Une magistrale leçon de mise en scène

Source warner bros - Leonardo DiCaprio tient le rôle de Howard Hughes dans The Aviator, de Martin Scorsese.
Photo: Source warner bros - Leonardo DiCaprio tient le rôle de Howard Hughes dans The Aviator, de Martin Scorsese.

La sortie de Gangs Of New York, il y a deux ans, avait été accompagnée dans les journaux, rappelez-vous, d'un long feuilleton sur le tournage onéreux et la postproduction interminable. Dans ce feuilleton, le réalisateur Martin Scorsese et ses producteurs, Harvey et Bob Weinstein, faisaient en alternance mauvaise figure. Et tous passaient pour de purs mégalomanes. Est-ce un hasard si le même trio, augmenté d'une dizaine de producteurs, s'attache dans The Aviator à raconter l'histoire d'un des mégalomanes les plus emblématiques du XXe siècle? Pas sûr. Et cela même si, dans l'esprit du réalisateur de Taxi Driver et Raging Bull, le projet de réaliser une biographie de Howard Hugues remonte à plusieurs années.

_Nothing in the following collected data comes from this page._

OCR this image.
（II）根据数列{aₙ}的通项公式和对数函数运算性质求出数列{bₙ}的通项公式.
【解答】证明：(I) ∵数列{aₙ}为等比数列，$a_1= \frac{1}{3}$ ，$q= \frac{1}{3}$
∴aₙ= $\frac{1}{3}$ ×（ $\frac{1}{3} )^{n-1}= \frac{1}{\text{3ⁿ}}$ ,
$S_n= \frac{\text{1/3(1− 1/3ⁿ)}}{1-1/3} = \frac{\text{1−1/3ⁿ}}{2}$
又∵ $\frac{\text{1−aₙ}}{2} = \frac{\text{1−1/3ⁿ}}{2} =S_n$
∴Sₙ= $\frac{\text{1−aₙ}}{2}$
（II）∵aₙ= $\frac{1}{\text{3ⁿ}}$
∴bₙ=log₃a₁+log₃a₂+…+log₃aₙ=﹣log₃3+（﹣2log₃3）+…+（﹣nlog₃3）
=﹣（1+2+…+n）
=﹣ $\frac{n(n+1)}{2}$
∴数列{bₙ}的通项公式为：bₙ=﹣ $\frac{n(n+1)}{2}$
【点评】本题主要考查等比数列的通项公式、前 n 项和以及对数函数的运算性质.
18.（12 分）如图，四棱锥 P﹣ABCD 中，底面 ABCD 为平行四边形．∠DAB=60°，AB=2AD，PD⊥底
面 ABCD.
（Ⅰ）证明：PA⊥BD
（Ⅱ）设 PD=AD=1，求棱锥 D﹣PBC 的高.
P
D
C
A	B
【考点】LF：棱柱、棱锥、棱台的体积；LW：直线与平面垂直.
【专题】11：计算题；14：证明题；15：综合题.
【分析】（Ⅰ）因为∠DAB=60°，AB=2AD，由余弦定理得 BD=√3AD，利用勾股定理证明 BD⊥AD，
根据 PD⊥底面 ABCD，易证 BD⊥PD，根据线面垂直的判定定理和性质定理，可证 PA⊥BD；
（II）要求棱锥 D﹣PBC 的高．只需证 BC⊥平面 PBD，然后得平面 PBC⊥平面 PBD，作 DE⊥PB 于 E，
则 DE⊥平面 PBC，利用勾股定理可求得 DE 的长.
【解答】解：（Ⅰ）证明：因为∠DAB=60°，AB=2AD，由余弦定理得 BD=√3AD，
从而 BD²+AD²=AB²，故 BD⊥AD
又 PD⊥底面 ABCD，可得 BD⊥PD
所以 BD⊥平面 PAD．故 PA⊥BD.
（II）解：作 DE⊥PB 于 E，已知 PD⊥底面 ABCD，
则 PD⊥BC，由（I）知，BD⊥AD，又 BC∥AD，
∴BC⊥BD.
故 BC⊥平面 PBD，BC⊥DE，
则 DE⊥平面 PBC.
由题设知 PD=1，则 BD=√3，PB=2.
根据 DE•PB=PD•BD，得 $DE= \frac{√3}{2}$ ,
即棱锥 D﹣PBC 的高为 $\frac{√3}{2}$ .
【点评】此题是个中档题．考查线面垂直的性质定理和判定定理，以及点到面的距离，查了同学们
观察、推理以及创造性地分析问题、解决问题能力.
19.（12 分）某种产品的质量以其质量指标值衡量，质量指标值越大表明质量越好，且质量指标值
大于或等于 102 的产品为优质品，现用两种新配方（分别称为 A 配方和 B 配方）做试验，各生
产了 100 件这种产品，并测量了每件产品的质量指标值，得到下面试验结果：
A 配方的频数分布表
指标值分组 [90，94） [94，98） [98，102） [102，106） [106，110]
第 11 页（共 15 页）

Celui-ci nous offre ici une oeuvre belle, forte, consensuelle mais sans compromis, dans laquelle il marie sa manière inimitable de faire de la mise en scène à celle qui prévalait du temps de l'âge d'or hollywoodien. Le récit débute en 1930 alors que le milliardaire texan de 25 ans (Leonardo DiCaprio, au sommet de son art) s'échine sur la production de Hell's Angels, un grand drame de guerre qui s'avère être un des films préférés de Scorsese. Et pour cause: le film regroupe deux moteurs de sa démarche, soit son rapport frivole à l'argent et son besoin irrépressible de filmer l'impossible. L'impossible étant ces longues scènes de combat aériens, que Hugues a tournées au prix de plusieurs vies.

La source de l'admiration de Scorsese pour ce gars wild, obsessif, compulsif, perfectionniste, orgueilleux et entêté, qui voulait à la fois voler plus haut et régner ici bas, n'est donc guère difficile à identifier. Plus profonde est l'obsession du cinéaste à souligner les défauts du mythe et à réhabiliter la mémoire de l'homme. Le film illustre simultanément, à travers un amalgame complexe, l'héroïsme et la fragilité du personnage, son malheur d'adulte (il a fini sa vie reclus, misanthrope et phobique) et son mystérieux rêve d'enfant — que Scorsese préserve comme le Rosebud de Citizen Kane. Il est vrai qu'au-delà de la magistrale leçon de mise en scène, avec son rythme emporté sans être hâtif, les cinéphiles prendront plaisir à identifier les clins d'oeil et les références, si généreuses que le film donne par moments l'impression d'un jeu questionnaire.

Contrairement à DiCaprio, qui campe sobrement et avec une autorité inédite un mythe dont le visage reste peu connu, la formidable Cate Blanchett, qui avait la délicate responsabilité de faire revivre la grande Katharine Hepburn, se donne à fond dans l'imitation. Pour le plus grand plaisir de Scorsese, qui superpose à la vie privée de celle qui fut la maîtresse de Hugues (et de toute évidence sa mère de substitution) des épisodes tirés de Bringing Up Baby et The Philadelphia Story. Kate Beckinsale, plus humble et effacée en Ava Gardner, se soumet avec grâce au même traitement.

Résultat: un grand feuilleton épique, formidablement photographié par Robert Richardson (Kill Bill, Horse Whisperer), dans lequel Martin Scorsese mélange les influences, les styles et les temps, comme s'il avait voulu le camper aujourd'hui et hier, dans la réalité et la fiction, bref, dans un territoire purement cinématographique dont il reste un des plus formidables éclaireurs.